The /64 IPv6 Subnet: The Standard Network Size
Learn why /64 is the standard IPv6 subnet size. With 2^64 addresses per subnet, it enables SLAAC and forms the foundation of IPv6 network architecture.
2001:db8:abcd:1::/64IPv6Detailed Explanation
The /64 IPv6 Subnet
A /64 subnet is the standard and recommended subnet size for IPv6 networks. The first 64 bits identify the network, and the remaining 64 bits identify the host (interface identifier).
Key Details
- Prefix Length: 64 bits
- Host Bits: 64
- Addresses per Subnet: 2^64 = 18,446,744,073,709,551,616 (approximately 18.4 quintillion)
- Purpose: One /64 per network segment (LAN, VLAN, point-to-point link)
Why Exactly /64?
The /64 boundary is not arbitrary — it is deeply embedded in IPv6's architecture:
1. SLAAC (Stateless Address Autoconfiguration): Hosts generate their own IPv6 address by combining the /64 network prefix with a 64-bit interface identifier (derived from their MAC address via EUI-64, or randomly generated for privacy). SLAAC requires exactly 64 host bits.
2. Neighbor Discovery Protocol (NDP): NDP, which replaces ARP in IPv6, is optimized for /64 subnets.
3. Simplified Routing: A consistent /64 boundary means routers always know where the network prefix ends and the host portion begins.
Address Generation Methods
On a /64 subnet, hosts can obtain addresses through:
- SLAAC — host auto-generates address (most common)
- DHCPv6 — centralized address assignment
- Static — manually configured
- Privacy Extensions (RFC 4941) — randomized interface ID that changes periodically
Can You Use Something Other Than /64?
Technically yes, but it is strongly discouraged.
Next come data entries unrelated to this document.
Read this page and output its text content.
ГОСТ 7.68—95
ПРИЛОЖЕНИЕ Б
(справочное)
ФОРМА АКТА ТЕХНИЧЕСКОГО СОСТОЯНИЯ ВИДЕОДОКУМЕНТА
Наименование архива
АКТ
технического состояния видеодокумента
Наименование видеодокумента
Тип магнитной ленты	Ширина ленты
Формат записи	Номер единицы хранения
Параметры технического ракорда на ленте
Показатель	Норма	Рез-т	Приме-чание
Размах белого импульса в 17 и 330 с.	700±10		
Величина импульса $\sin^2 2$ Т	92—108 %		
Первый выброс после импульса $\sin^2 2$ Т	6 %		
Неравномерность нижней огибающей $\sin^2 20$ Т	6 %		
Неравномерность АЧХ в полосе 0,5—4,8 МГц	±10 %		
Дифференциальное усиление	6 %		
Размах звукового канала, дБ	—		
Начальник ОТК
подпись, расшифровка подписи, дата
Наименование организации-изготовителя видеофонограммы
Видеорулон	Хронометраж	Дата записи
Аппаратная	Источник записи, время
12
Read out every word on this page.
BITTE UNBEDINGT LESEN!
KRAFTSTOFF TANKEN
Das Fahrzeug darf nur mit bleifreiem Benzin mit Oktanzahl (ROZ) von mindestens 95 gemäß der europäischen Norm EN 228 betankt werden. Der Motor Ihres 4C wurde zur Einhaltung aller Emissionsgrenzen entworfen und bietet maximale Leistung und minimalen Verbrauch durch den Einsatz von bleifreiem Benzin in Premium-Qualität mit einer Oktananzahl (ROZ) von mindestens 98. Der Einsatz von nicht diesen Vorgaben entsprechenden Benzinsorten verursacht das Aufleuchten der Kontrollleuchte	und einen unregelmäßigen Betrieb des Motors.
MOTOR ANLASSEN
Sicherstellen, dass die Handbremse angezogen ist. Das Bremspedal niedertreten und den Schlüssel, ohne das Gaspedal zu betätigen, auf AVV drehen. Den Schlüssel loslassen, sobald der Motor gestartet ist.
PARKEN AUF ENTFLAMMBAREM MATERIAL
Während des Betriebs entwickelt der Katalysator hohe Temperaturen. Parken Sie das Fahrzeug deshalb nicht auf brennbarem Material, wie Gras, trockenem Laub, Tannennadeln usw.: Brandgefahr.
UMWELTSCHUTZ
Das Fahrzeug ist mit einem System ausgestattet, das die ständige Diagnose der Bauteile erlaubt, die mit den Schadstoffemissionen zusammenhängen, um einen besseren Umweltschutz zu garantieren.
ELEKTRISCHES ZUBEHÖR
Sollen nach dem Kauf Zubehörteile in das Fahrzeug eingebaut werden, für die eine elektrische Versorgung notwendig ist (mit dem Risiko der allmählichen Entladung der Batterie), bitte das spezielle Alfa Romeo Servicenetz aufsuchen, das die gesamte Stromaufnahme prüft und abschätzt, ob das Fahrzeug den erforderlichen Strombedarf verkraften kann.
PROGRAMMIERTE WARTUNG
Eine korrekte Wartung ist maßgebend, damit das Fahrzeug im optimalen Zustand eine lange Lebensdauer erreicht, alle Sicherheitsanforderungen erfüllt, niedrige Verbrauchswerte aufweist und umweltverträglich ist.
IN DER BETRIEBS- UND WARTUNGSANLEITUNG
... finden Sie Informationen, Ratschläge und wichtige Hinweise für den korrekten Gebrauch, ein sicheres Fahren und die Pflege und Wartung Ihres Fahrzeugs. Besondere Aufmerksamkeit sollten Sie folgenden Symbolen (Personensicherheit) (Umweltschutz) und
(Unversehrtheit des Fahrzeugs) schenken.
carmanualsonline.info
Using /65 or longer prefixes breaks SLAAC, and using shorter prefixes (like /48 directly on a link) wastes the subnet hierarchy. The only common exception is /127 for point-to-point router links (RFC 6164) and /128 for loopback addresses.
Addressing Capacity
With 2^64 addresses per subnet, address exhaustion within a single /64 is not a concern. Even if you assigned a million addresses per second, it would take over 500,000 years to exhaust a single /64 subnet.
Use Case
A network engineer assigns a /64 prefix to each VLAN so that end devices can use SLAAC to automatically configure their IPv6 addresses without a DHCP server.